In our HELCAP simulation runs, we set $PR\, = \,10, \; \;\lambda = 0.8\mu m$ and ${W_0} = \,15\,cm$, where ${P_{crit}} = 0.948\;{P_{NL}}$, ${P_{NL}}$ is the non-linear power of the medium and ${W_0}$ is the transmitted ${e^{ - 2}} - $ intensity beam radius for a linearly propagating Gaussian beam. We also will used $C_n^2$ values of $1{\times}{10^{ - 17}}\,{m^{ - {2 / 3}}}, 1{\times}{10^{ - 16}}\,{m^{ - {2 / 3}}}, \; \;1{\times}{10^{ - 15}}\,{m^{ - {2 / 3}}}$ and $1{\times}{10^{ - 14}}\,{m^{ - {2 / 3}}},$ and volume extinction coefficient $\alpha $ values equal $\alpha \, = \,0.0\,k{m^{ - 1}}, \; \;0.1\,k{m^{ - 1}}$ and $0.2\,k{m^{ - 1}}$. (In the case of multi-filamentation in the propagation direction, we only considered the onset of the first occurring filament in establishing the FOD.) It should be noted that our study is limited to those cases for which group velocity dispersion (GVD) is not important, i.e., longer pulses or pulses that are pre-chirped to compensate for GVD [6].

In the next section, two PDF models for the FOD will be proposed and validated.

4. FOD PDF model

For this study, it is assumed that the FOD PDF can be characterized by the lognormal distribution model, which is given by:

$${p_{\ln }}(\mu )= \frac{1}{{\mu \sqrt {2\pi \sigma _{\ln }^2} }}\exp \left\{ { - \frac{{{{({{{\log }_e}[\mu ]- {\mu_{\ln }}} )}^2}}}{{2\sigma_{\ln }^2}}} \right\}$$
where $\mu > 0,$ with $\mu $ and ${\mu _{\ln }}$ being dimensionless parameters defined as
$$\mu = {\log _e}[{{{FOD} / {\,1\,m}}} ]$$
and
$${\mu _{\ln }} = {\log _e}[{{{\overline {FOD} } / {\,1\,m}}} ],$$
respectively. The log normal variance is given by
$${\sigma _{\ln }} \approx 0.1778\sqrt {\sigma _R^2}$$
where
$$\sigma _R^2 = 1.23\,C_n^2\,{k^{{7 / 6}}}{\overline {FOD} ^{{{11} / 6}}}.$$
Eq. (6) is the Rytov Variance evaluated at the median value of the FOD PDF, $\overline {FOD} ,$ where $C_n^2$ is the refractive index structure parameter of the atmosphere, $k = {{2\pi } / \lambda }$ is the laser wavenumber and $\lambda $ is the laser wavelength.

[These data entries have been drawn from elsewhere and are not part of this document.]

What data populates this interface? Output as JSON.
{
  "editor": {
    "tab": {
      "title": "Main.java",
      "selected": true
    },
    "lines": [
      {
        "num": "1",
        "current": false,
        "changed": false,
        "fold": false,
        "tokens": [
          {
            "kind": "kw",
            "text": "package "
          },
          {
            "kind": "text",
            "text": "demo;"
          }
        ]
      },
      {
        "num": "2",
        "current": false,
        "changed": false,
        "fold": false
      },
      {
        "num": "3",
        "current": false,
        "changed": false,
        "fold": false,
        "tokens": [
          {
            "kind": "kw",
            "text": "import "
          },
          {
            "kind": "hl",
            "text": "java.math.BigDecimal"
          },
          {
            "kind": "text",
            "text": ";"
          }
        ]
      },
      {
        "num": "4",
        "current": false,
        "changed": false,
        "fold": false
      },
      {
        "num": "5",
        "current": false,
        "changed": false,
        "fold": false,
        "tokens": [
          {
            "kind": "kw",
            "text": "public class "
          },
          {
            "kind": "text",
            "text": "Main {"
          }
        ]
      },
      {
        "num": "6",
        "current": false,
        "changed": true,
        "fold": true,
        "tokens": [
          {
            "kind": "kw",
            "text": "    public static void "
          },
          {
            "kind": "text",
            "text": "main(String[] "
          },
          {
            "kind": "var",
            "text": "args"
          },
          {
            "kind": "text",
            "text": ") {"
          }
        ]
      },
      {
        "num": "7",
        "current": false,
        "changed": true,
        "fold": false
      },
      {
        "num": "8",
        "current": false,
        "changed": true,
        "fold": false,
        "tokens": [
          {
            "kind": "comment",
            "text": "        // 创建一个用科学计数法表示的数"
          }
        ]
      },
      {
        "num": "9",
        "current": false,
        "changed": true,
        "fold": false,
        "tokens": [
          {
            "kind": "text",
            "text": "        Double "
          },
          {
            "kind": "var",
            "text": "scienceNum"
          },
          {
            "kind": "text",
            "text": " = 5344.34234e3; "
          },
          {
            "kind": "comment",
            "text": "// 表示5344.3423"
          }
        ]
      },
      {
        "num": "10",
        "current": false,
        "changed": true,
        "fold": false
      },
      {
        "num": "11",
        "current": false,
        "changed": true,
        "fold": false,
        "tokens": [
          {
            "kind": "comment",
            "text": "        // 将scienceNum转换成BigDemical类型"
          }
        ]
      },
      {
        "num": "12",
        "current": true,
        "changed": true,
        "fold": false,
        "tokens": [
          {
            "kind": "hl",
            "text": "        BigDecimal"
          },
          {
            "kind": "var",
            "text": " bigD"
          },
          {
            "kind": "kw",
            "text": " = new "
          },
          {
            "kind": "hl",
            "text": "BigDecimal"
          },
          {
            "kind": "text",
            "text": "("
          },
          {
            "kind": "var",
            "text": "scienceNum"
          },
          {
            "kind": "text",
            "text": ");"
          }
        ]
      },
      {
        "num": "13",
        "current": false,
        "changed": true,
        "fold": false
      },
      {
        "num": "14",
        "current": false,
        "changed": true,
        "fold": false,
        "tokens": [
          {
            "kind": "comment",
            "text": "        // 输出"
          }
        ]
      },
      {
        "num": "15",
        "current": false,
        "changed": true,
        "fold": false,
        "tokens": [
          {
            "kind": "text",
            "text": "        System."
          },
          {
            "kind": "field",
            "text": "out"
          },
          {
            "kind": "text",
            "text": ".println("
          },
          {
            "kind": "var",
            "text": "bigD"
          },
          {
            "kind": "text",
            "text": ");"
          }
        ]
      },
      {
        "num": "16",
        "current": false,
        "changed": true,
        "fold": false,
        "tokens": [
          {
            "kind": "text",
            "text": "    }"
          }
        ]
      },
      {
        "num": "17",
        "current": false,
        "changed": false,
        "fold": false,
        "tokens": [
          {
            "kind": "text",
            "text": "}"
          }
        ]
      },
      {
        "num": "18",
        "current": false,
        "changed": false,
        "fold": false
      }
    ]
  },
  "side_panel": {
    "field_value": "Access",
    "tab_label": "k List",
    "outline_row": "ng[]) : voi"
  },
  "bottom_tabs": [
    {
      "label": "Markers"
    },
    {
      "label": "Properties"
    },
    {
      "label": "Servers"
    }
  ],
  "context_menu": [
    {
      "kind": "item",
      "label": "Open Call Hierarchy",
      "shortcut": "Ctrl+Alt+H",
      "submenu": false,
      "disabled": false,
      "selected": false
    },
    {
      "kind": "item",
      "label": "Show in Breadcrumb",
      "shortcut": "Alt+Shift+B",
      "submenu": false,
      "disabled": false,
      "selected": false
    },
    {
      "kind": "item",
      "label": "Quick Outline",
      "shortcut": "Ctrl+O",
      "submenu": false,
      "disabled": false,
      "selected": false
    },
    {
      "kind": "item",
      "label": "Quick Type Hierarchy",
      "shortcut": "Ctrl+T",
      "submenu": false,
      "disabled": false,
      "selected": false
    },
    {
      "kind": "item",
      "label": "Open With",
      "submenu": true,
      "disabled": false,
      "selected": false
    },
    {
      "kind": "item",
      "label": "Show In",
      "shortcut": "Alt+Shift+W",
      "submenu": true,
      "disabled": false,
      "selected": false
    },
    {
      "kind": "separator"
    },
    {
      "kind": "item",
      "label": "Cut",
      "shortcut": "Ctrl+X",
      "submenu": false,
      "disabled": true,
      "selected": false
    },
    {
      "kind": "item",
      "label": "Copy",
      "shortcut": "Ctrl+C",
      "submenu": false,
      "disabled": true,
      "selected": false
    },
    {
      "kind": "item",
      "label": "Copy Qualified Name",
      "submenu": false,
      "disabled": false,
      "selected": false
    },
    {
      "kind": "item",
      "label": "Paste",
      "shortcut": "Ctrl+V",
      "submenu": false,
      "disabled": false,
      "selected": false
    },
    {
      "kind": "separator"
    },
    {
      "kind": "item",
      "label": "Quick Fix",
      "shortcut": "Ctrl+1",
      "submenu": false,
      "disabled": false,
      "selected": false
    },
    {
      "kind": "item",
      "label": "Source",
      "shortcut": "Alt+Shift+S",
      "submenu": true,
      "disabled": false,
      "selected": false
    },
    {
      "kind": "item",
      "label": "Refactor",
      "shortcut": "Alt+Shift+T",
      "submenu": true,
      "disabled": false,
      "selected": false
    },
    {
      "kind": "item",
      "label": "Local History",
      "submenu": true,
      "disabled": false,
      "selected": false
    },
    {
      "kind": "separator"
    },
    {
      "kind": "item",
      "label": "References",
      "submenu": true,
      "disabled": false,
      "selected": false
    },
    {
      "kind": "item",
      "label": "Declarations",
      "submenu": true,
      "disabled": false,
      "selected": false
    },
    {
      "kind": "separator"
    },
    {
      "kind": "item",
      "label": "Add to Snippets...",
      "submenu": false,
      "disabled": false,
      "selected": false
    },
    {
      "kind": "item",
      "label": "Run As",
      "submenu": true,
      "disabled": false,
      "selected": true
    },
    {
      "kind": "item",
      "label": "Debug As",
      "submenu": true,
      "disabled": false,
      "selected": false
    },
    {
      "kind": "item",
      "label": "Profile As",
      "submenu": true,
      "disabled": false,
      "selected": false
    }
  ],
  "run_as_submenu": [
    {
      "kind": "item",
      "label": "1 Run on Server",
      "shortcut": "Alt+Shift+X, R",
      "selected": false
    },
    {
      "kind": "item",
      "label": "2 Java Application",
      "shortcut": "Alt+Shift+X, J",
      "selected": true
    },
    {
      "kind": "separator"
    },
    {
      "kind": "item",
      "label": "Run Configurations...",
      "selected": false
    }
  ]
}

As noted in [6], the PDF variance only directly depends on turbulence and not on atmospheric loss. The proportionality of the PDF variance to the Rytov Variance should not be surprising. Many of the key effects from turbulence are related to this parameter, e.g., long- and short-term beam radius, the various scintillation indices, aperture averaging.

An alternative PDF model to the log- normal distribution used in Eq. (2) is the Gamma distribution. The specific form of the FOD gamma PDF is hypothesized to be

$$p(FOD) = \frac{{\beta _0^\gamma {{({{FOD} / {1m}})}^{\gamma - 1}}}}{{\Gamma (\gamma )}}{e^{ - {\beta _0}({{FOD} / {1m}})}}$$
where dimensionless parameters $\gamma $ and $\beta $ are defined as
$$\gamma = {1 / {\sigma _{\ln }^2}}$$
and
$${\beta _0} = {{[{{{\overline {FOD} } / {\,1\,m}}} ]} / {\sigma _{\ln }^2}},$$
respectively. In Eq. (7), $\Gamma (x )$ is the Gamma Function.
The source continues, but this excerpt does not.